This easy-to-learn game is ideal for 3-year-olds because it involves no reading and no dice with numbers to count — instead, there’s a spinner to flick on a colored wheel and matching acorns to pick up — yet it still fosters learning in a quick-paced setup, teaching about colors and improving fine motor control. Games like this also “teach the skills of sharing, turn-taking, and handling frustration when losing,” says Dr. Sachs.
“Plus-Plus pieces are designed in Denmark and can be used to create anything from simple towers to imaginative robots,” says Stirling Kelso, founder of Half Pint Travel. In addition to the creativity and fine-motor development involved in using this, “a tube of these repetitive shapes are a lifesaving distraction, especially in public, on an airplane, or at a restaurant, because they’re versatile and require some concentration to pull apart and put back together. In other words, they buy you at least 15 minutes of freedom.”
The whopping 100 blocks in this set from Melissa & Doug can be used in a plethora of ways, from building tall 3-D structures to flat puzzlelike creations and anything in between. The nine different shapes included, made of smooth, vibrant wood, help kids lock in their knowledge of primary colors (plus green). And as one of the writers of this story (Steven John) has seen firsthand with his children, playing with the blocks helps with the development of spatial awareness, fine-motor control, and planning and executing.
This simple but remarkably effective STEM toy introduces the basics of block-based coding in the form of a kit that many 3-year-olds can use on their own (for the most part).
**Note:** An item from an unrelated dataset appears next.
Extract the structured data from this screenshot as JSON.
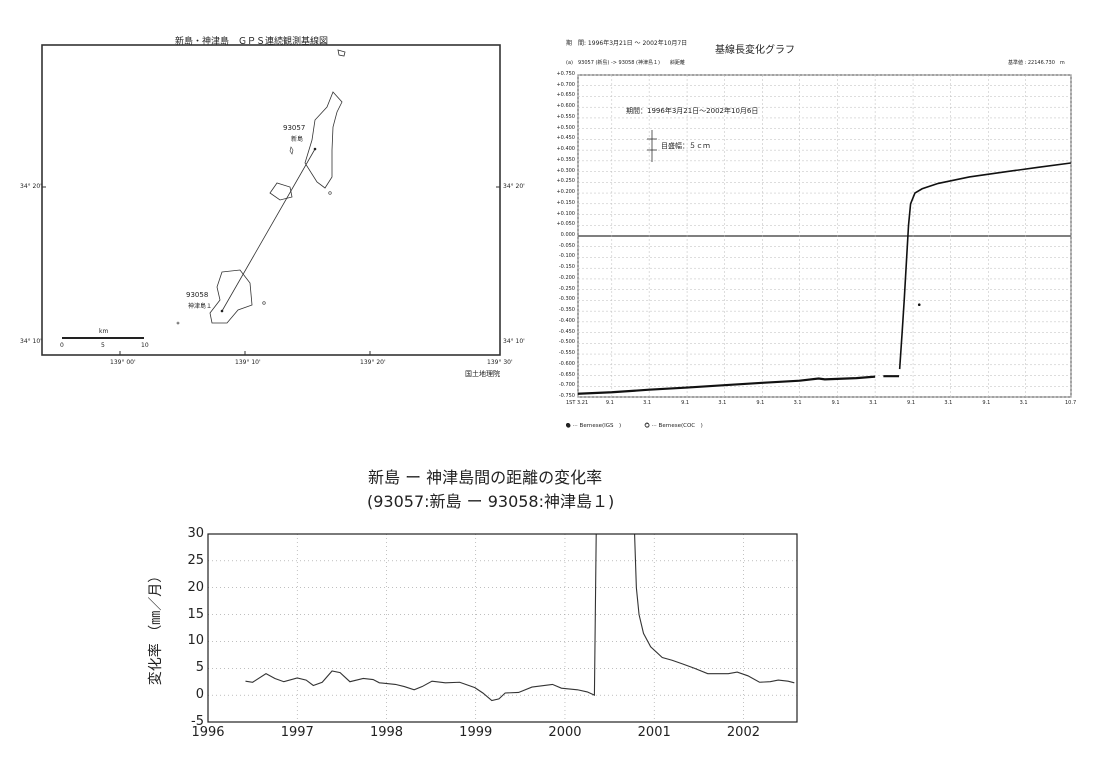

If it looks familiar, the toy had a brush with fame when Danielle Busby of TLC’s OutDaughtered talked about how she loved having the kids playing with their Coding Critters in the hall — “chasing the balls and the yarn, just like they do with our actual dog.” Except with this, they’re actually learning coding in the process.
Books are always a welcome (and foolproof) gift at any age. Children’s fashion designer Grace Lim, a mom of two girls, says that her 3-year-old adores every book she encounters in the Little People, Big Dreams series. As Lim explains, the books help kids “learn about people’s different stories and backgrounds and how each person went through such different adventures to become who they are.” She adds that the content is particularly great for this age, telling us her daughter can relate to many of the books’ scenarios: “She often says, ‘Me, too!’ while reading along.” The books are available individually (Lim says her daughter’s favorite subjects include David Bowie and Mahatma Gandhi) or in sets like this one that includes stories about Maya Angelou, Martin Luther King Jr., and Rosa Parks.